Fly On Wall Street

Chase’s controversial tweet about making coffee at home is actually good advice

Yesterday, JP Morgan Chase sparked Twitter rage when it tweeted (since deleted) the question: “why is my balance so low” and responded that people should be more mindful with their spending, by cutting out coffee, dining out, and short taxi rides. Chase may not be the best messenger, since its history of charging high fees to low-income customers is one reason their bank balance is low. It also pays executives, like CEO Jamie Dimon, lavish salaries. But the bank’s tone-deaf tweet contains some good advice.

Managing your personal finances is hard; even for experts it’s an extremely complex risk problem, one I’d argue that is harder than managing assets at a hedge fund. We must take our income today and make sure it lasts a lifetime, all without knowing how long we’ll live, what will happen to markets, if we’ll lose our job, if and when we’ll have an expensive health event, if we’ll divorce, or even a car break down. Life is full of uncertainties we must finance.

To make matters worse and unfair, the less money you have, the less margin you have for error. We all make financial mistakes from time to time, but the richer you are, the more you can afford to make them. The less money you have, the better you have to be with money. The risks are greater since low income people tend to have less comprehensive health insurance, cars more prone to breaking down, and lower incomes. It’s not only harder for them to save, they need more savings. And it’s not only low income people: 40% of American adults would have to take out debt or sell something to cover $400 in unexpected expenses, according to the Federal Reserve.

The smaller your income, the more every penny counts, which is why watching your budget and cutting down on small, unnecessary purchases that add up is great advice—even if it comes from someone who doesn’t have to make these same sacrifices. Mindful spending won’t make you rich like Jamie Dimon, it won’t combat income inequality, but that doesn’t mean it’s not a good idea. Perhaps America needs a more comprehensive social safety net instead, but until we have one, most Americans need more emergency savings.

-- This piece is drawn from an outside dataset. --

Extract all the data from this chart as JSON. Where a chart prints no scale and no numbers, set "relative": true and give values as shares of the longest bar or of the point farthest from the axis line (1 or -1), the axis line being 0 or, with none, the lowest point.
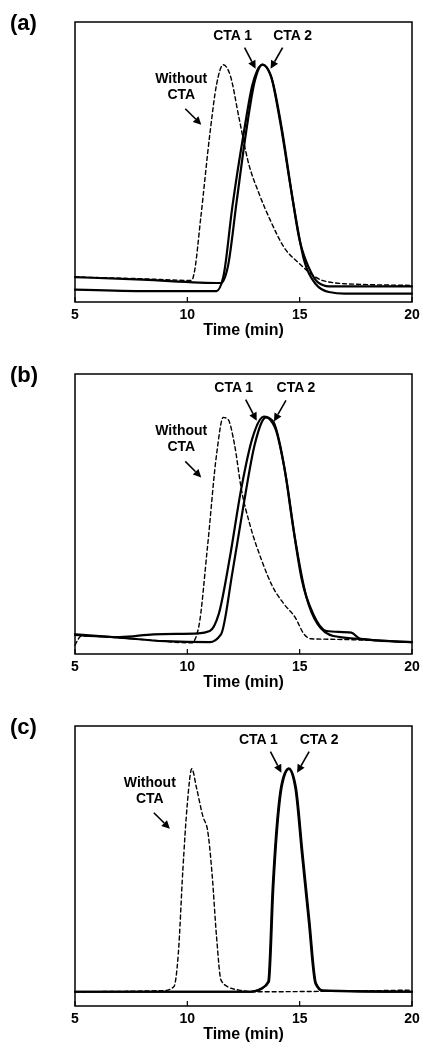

Even before the Chase tweet there has been a curious backlash to advice that tells people to be mindful of spending, or to any financial literacy. The argument made by Washington Post columnist Helaine Olen, for example, is that because cutting out Starbucks won’t solve all your financial problems, admonitions to stop buying lattes is bad advice. Clearly, anyone who tells you the key to riches is eliminating spendy coffee is misleading you, but cutting out small, inexpensive luxuries may be the best insurance against a catastrophic financial event. Financial literacy also won’t make you rich. Many programs are not successful because they or poorly taught or don’t teach people what they need to know. But a well-targeted curriculum can help people be more mindful of their spending, increase saving, and be aware of financial predators—and those are all important skills.

Making your own coffee or improving your financial literacy won’t make you rich, but it will lower the odds you’ll be poor.